Con las evidencias en la mano, y tomándose un espacio prudencial para leer aquellos textos que demostraban el engaño, creí que los padres reaccionarían y algún viso de raciocinio iluminaría el recinto, mas fue la oportunidad para descubrir de dónde provenía esa actitud irresponsable de los estudiantes: la educación no solamente empieza en casa sino que ahí se cultiva y, como en muchos casos, ahí muere. Siente uno eso que llamamos “pena ajena” además de impotencia, al descubrir que nada podemos hacer por estos muchachos ya que sus propios padres son quienes sabotean, impunemente, el proceso educativo. Estoy seguro de que a mis compañeros docentes también los embargó la frustración, al ver cómo en la casa desbaratan cuanto hacemos en el aula.

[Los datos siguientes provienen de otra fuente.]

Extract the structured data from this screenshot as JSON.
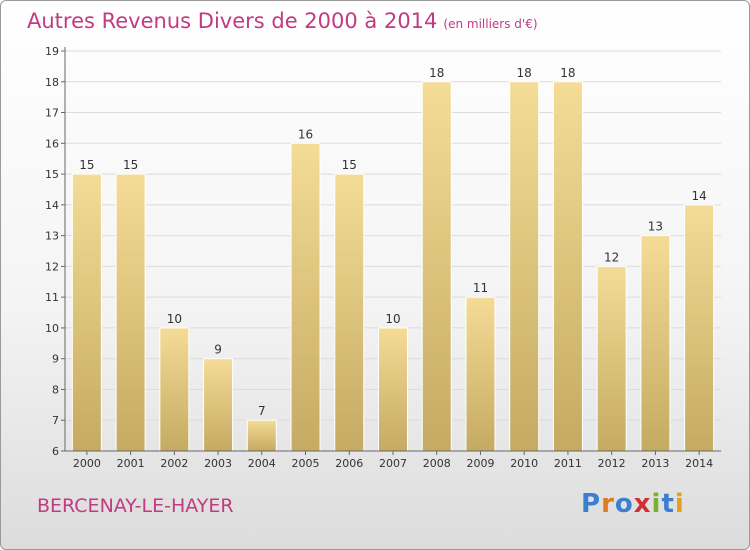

A la mitad de menudo circo no hay argumento que valga, esa fijación del latinoamericano promedio de querer poseer la verdad absoluta impide que oído alguno sea capaz de escuchar. Y más allá de este atropello contra el sentido común, sobrevino cierto tono soberbio y grosero que por poco hace perder los estribos de algunos de los presentes. El único acuerdo posible: premiar la treta de estos chiquillos vivarachos y retozones, enaltecer la bagatela, honrar la pereza y justificar la ineptitud.
Voy a omitir, con el perdón de quien lee, el desenlace de esta odisea porque es más triste que la trama. Y eso que no es más que otro triste capítulo de una sucesión de infortunios que se repiten, y se repiten, y se repiten en el prontuario escolar.
Permítanme, jóvenes estudiantes, en oración interrogativa parafrasear uno de sus escasos aportes a la expresión popular: ¿SERÁ QUE AQUÍ NO PASA NADA?